И возница как-то насмешливо чмокнул и без надобности заворошил торопливо вожжами.
– Чтой-то, дядя, у тебя лошадки заморенные, а как с хлебом вертаться будем, до железки дотянут ли? – подначивал неугомонный Бондарев.
– Это у меня-то заморенные? – вдруг обиделся возница и молодецки вскинул вожжами, с гиком пустил коней целиком, обгоняя растянувшийся обоз, только снег завихрил, запушил в лицо. – Эй вы, черти!

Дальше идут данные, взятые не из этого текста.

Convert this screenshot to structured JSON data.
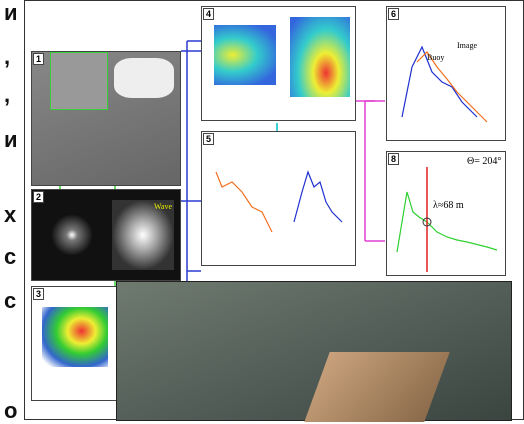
{
  "left_text": [
    "и",
    ",",
    ",",
    "и",
    "х",
    "с",
    "с",
    "о"
  ],
  "panels": [
    "1",
    "2",
    "3",
    "4",
    "5",
    "6",
    "8"
  ],
  "annotations": {
    "wave": "Wave",
    "image": "Image",
    "buoy": "Buoy",
    "theta": "Θ= 204°",
    "lambda": "λ≈68 m"
  }
}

Н-но, родимые!.. Эге-гей! Нно-о!.. Соколики!
Мужика не узнать. Словно на скачках распалился он в заснеженном поле. И когда поутолив обиду, удержал разгорячившихся лошадок, повернул голову в высоком вороте, глухо заметил:
– Вот те и морёные.
– Лихо, брат, лихо, – порадовались его седоки.
Трофимову захотелось разузнать, как тут дела с Советами – крепки ли они, успешно ли работают.
– А чего ему не работать, известно…. Вот у казаков, там другое.
– У казаков? – и Лопатин на живое слово о политике кинулся, как кошка на сырое мясо.
– Так, а что же, раньше в старшинах да сотниках ходили, а теперь в Советах сидять те же богатеи. Никаких перемен нету. Мы же с ними с девятьсот пятого не в ладах.
Ты сам-то бунтовал? – выпростался из-под кошмы самый молоденький член отряда семнадцатилетний Гриша Богер.
– А как же, в ту пору все поднялись – и стар, и мал. Цельный месяц царя не признавали, да казачьё же нас потом и придавило.
Гриша, распахнув ворот гимназической шинели, сидел сбоку от облучка. Возница, обернувшись, отчётливо видел его разрумянившееся лицо и белую как у девушки, шею, его, немного наивный и простой, любопытный взгляд, прислушивался сквозь скрип полозьев к его ломающемуся голосу. Богер ему нравился.